Amanda - I totally just read that a couple days ago! Kristen Oaks quotes that in her book "A Single Voice" as I believe she actually knows the author of that. How true is it that we plan for so much in our life, and normally, it ends up going in a totally different direction than we would ever imagine. For you, you would never have imagined that you would ever go through what you have with Ethan, and for me, it's something different. But how wonderful the actual plan that happens is when we step back, and take the time to enjoy it. What wonderful things come to us!!

Anonymous said...

Amanda that is what my siggy means. *Holland* is and will be a beautiful life even if it isn't Italy.

Jenn said...

I love that poem. When I get sad, I read it to lift me up!
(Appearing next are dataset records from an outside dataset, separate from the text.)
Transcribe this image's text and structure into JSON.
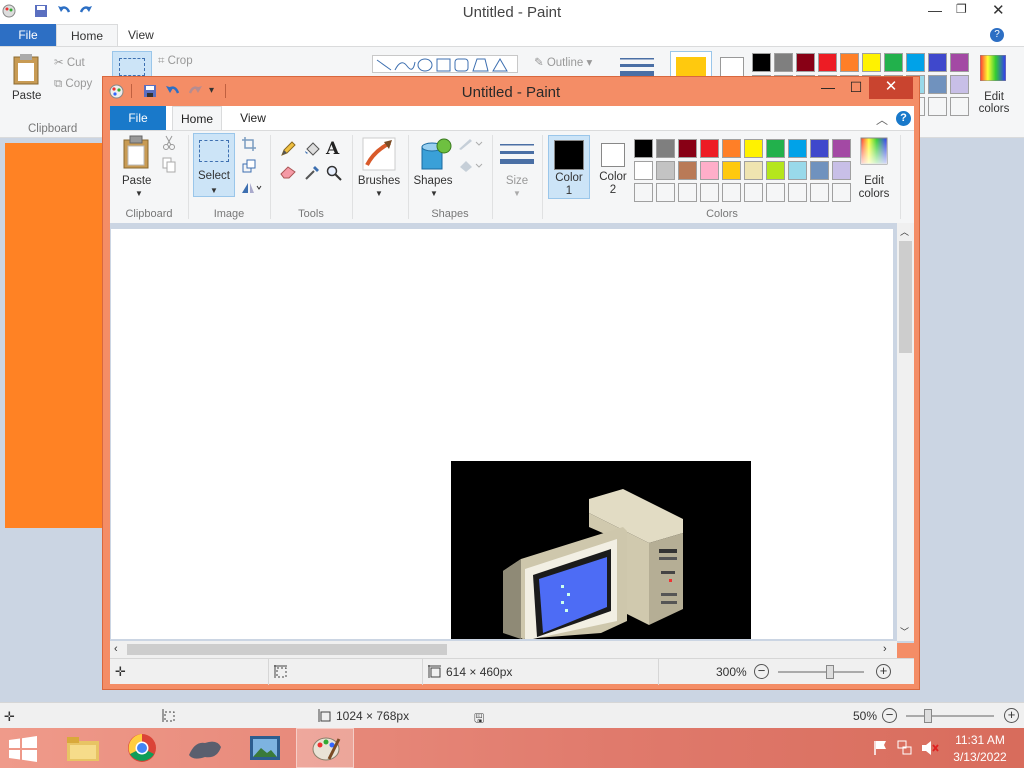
{
  "bg_window": {
    "title": "Untitled - Paint",
    "tabs": {
      "file": "File",
      "home": "Home",
      "view": "View"
    },
    "ribbon": {
      "paste": "Paste",
      "cut": "Cut",
      "copy": "Copy",
      "crop": "Crop",
      "clipboard": "Clipboard",
      "outline": "Outline",
      "edit_colors": "Edit colors"
    },
    "status": {
      "dimensions": "1024 × 768px",
      "zoom": "50%"
    }
  },
  "window": {
    "title": "Untitled - Paint",
    "min": "—",
    "max": "☐",
    "close": "✕"
  },
  "tabs": {
    "file": "File",
    "home": "Home",
    "view": "View"
  },
  "ribbon": {
    "clipboard": {
      "label": "Clipboard",
      "paste": "Paste"
    },
    "image": {
      "label": "Image",
      "select": "Select"
    },
    "tools": {
      "label": "Tools"
    },
    "brushes": "Brushes",
    "shapes": {
      "label": "Shapes",
      "button": "Shapes"
    },
    "size": "Size",
    "colors": {
      "label": "Colors",
      "color1_a": "Color",
      "color1_b": "1",
      "color2_a": "Color",
      "color2_b": "2",
      "edit_a": "Edit",
      "edit_b": "colors",
      "palette_row1": [
        "#000000",
        "#7f7f7f",
        "#880015",
        "#ed1c24",
        "#ff7f27",
        "#fff200",
        "#22b14c",
        "#00a2e8",
        "#3f48cc",
        "#a349a4"
      ],
      "palette_row2": [
        "#ffffff",
        "#c3c3c3",
        "#b97a57",
        "#ffaec9",
        "#ffc90e",
        "#efe4b0",
        "#b5e61d",
        "#99d9ea",
        "#7092be",
        "#c8bfe7"
      ]
    }
  },
  "status": {
    "image_size": "614 × 460px",
    "zoom": "300%"
  },
  "taskbar": {
    "time": "11:31 AM",
    "date": "3/13/2022"
  }
}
Right now I feel like I'm getting to visit 'France'...so you're time is coming, too!

Heather K. said...

I LOVE this! I will definitely be taking this to my blog. It is true, once you take a step back and see where you are at you love being where you are. I think the author summed it up very nicely! We're glad everything is still going so good for your family. I thought the story your daughter wrote was very sweet and touching too. You can tell she loves her little brother very much!